Maske, Theobald
Theobald, ein »einfacher Beamter« (I, 1), ist mit dem Platz, an dem er steht, zufrieden. »Nur besondere Tüchtigkeit oder außerordentliche Schande könnten mich um die Sicherheiten bringen, die er verbürgt« (III,1). Ihm liegt entschieden daran, nicht aufzufallen, denn nach seiner Überzeugung garantiert seine Unscheinbarkeit ihm seine Freiheit, ist die »Tarnkappe, unter der ich meinen Neigungen, meiner innersten Natur frönen darf« (III,1). Die Reize seiner Frau Luise gefährden dieses Programm, weshalb sie sie nach seinem Willen in möglichst unmodischer Kleidung verstecken muss (I,1). Ihr Malheur mit der rutschenden Unterhose bringt ihn folgerichtig aus der Fassung (I,1).
Es beschert ihm aber auch zwei Untermieter, Scarron und Mandelstam, die seine Kasse aufbessern. Ihre erotischen Absichten und Luises Schwäche für Scarron scheint er nicht zu bemerken, zumindest tut er so. Allerdings hängt in Scarrons Zimmer ein Bildnis mit dem Titel »Joseph vor Potiphar«, das er nach Scarrons Auszug und vor dem Einzug des Fremden gegen ein weniger beziehungsreiches Bild (»Boa Constriktor im Kampf mit einem Löwen«) austauscht (IV, 8).

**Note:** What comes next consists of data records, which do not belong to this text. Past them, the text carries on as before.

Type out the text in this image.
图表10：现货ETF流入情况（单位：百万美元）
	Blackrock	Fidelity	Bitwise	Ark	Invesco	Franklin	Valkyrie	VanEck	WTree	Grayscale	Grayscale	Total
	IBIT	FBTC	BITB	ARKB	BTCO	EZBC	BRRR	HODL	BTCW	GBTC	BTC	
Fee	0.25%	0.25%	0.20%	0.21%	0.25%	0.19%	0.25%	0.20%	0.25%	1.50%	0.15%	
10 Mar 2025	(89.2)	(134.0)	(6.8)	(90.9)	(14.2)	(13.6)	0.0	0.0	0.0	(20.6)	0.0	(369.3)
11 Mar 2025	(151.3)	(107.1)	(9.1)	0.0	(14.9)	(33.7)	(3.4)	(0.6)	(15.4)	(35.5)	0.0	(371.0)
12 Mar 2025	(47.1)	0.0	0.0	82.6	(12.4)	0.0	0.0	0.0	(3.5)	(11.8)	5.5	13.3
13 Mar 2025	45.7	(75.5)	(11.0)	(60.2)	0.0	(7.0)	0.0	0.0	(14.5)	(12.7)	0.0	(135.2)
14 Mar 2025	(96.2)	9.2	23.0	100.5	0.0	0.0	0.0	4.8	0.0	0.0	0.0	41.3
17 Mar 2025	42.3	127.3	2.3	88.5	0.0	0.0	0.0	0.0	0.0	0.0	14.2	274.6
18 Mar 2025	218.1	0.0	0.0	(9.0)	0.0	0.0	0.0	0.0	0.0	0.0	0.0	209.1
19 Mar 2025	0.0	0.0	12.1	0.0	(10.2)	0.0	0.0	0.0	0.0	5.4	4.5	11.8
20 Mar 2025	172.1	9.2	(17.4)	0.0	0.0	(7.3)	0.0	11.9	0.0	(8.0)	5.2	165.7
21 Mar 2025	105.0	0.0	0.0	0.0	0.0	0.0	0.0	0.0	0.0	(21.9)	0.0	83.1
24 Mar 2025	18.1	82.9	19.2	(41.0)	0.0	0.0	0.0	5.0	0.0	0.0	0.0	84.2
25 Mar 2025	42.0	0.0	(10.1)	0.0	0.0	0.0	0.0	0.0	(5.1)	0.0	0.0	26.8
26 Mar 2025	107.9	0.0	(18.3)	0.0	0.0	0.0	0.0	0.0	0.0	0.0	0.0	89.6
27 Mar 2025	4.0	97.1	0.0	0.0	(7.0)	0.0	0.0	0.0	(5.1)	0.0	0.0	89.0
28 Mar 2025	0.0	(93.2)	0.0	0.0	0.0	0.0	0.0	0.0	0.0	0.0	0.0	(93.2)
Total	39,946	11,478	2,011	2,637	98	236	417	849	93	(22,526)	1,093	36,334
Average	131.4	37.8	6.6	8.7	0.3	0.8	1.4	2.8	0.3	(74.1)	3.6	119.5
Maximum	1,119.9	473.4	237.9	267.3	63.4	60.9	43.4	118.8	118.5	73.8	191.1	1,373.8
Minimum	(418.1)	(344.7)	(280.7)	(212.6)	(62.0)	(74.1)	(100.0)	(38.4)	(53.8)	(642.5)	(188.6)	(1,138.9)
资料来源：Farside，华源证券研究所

Über Mandelstams und Scarrons Ansichten von höherer Bildung und gesellschaftlichem Fortschritt macht er sich lustig und vertritt ungerührt seine philiströse Lebensanschauung. Scarrons Suada über Männlichkeit und ›Herren-Moral‹ hält er die Einsicht entgegen, dass Frauen ein Herz haben, Kinder zur Welt bringen und die Hälfte der Menschheit ausmachen (III,1). Seine Sympathie mit dem weiblichen »Gemüt« hindert ihn freilich nicht, Luise jederzeit über den Mund zu fahren, ihr Schläge anzudrohen und ein Verhältnis mit der Nachbarin Deuter anzufangen (IV,4 und IV,7).
Am Ende ist Theobald, der betrogen werden sollte, auf ganzer Linie siegreich: Mandelstam, durch Theobalds Vortrag über zerrüttete Nerven paralysiert, gibt seine Absichten bei Luise auf; Scarron, durch Theobalds Weltanschauung verunsichert, findet ein neues erotisch-poetisches Projekt, zahlt eine volle Jahresmiete und überlässt Theobald das Zimmer zu neuer Vermietung an den erotisch ungefährlichen Stengelhöh; Luise nimmt von ihren ehebrecherischen Wünschen Abstand und geht in die Kirche. Und Theobald überschlägt seine unerwarteten Einnahmen und kommt zu dem Schluss, dass er es nun ›verantworten‹ kann, mit Luise ein Kind zu zeugen (IV, 9).
Dieses Kind wird, wie man drei Jahre nach Erscheinen der »Hose« erfahren konnte, auf den Namen Christian getauft werden. Sternheim macht ihn zum Helden seiner 1914 erschienenen Komödie »Der Snob«.